Als Andrea dann zufrieden schien, senkte sie sich vollständig ab und gewährte mir den Zugang zum Inneren ihres Geschlechtes. Und hier gab es wirklich etwas Feines auszulecken, was ich ja schon von Anfang an gerne gemocht hatte. Nie würde ich verstehen, warum es immer noch Männer gab, die das nicht wollten, ja sogar nicht mochten. Konnte man seiner Liebsten denn besser seine Liebe beweisen? Mir war nie etwas anderes, was ebenso gleichwertig war, eingefallen.

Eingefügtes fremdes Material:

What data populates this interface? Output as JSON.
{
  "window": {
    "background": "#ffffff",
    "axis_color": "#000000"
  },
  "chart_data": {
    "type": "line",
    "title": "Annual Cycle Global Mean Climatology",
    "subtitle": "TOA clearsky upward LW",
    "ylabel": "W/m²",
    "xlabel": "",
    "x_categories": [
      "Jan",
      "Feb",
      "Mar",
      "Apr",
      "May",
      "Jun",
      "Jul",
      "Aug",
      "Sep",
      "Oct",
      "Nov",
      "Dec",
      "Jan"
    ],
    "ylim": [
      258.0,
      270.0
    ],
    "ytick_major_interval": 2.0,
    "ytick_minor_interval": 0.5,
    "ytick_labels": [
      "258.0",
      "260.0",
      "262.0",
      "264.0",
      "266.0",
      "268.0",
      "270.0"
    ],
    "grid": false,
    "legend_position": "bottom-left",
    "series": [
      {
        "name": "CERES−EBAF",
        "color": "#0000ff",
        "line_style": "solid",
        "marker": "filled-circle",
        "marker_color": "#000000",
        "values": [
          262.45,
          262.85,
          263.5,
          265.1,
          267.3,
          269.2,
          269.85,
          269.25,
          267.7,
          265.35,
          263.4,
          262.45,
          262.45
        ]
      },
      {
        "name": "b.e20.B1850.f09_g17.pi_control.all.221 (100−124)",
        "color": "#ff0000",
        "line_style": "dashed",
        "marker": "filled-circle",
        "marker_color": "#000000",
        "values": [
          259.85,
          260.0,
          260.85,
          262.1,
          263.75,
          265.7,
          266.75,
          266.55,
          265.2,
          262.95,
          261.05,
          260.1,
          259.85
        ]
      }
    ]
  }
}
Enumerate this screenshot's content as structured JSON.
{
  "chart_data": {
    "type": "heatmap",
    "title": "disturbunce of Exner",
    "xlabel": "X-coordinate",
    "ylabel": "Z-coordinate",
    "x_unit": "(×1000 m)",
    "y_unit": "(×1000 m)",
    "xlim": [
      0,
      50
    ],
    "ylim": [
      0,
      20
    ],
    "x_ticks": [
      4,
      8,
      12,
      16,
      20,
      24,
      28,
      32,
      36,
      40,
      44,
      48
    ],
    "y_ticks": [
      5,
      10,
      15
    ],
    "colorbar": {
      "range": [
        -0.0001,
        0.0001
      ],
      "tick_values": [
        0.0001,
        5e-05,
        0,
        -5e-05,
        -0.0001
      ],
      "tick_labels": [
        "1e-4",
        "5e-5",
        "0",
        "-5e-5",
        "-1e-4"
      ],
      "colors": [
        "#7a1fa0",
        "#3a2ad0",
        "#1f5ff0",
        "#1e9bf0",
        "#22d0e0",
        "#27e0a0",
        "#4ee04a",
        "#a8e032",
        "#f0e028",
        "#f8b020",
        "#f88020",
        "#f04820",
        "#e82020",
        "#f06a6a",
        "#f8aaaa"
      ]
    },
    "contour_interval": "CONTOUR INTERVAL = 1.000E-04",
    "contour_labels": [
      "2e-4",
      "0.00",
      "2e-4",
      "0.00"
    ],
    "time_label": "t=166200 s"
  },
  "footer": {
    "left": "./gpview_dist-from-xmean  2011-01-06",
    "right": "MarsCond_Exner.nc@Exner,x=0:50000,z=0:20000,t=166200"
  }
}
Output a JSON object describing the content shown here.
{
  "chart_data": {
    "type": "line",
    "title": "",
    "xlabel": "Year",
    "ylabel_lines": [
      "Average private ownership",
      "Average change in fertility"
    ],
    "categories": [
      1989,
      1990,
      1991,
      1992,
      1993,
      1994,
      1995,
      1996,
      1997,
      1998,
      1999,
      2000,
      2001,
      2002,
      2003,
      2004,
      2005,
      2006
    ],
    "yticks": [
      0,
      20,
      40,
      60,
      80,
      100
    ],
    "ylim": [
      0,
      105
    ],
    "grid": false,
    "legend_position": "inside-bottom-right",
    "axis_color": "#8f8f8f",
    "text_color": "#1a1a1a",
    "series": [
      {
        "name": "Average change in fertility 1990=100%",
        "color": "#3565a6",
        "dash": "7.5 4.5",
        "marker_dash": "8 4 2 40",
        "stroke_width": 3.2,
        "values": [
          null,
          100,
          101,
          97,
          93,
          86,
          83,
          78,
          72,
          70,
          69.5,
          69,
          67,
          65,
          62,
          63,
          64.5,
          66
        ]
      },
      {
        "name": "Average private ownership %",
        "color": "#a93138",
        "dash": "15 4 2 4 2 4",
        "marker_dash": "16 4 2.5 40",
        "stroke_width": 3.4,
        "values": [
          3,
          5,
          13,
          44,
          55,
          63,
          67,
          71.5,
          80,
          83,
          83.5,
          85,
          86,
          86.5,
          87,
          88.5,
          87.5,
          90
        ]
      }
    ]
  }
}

Und so war ich immer sehr glücklich – zu jeder Tages- und Nachtzeit – und ganz scharf darauf, dieses besondere Geschenk von ihr zu bekommen. Und wenn ich dann – hin und wieder – mal die Gelegenheit bekam, auch an einer anderen Frau zu „naschen“, war ich jedes Mal überrascht, wie unterschiedlich sie doch schmecken konnten. Da waren die jungen Frauen, die eher einen süßlichen und fruchtigen Geschmack hatten. Oder eben ältere Damen, deren Spalte durchaus kräftiger waren. Und wie veränderte sich dieses Aroma, wenn die betreffende Lady auch noch ihre Tage hatte. Das empfand ich immer als ein ganz besonderes Geschenk.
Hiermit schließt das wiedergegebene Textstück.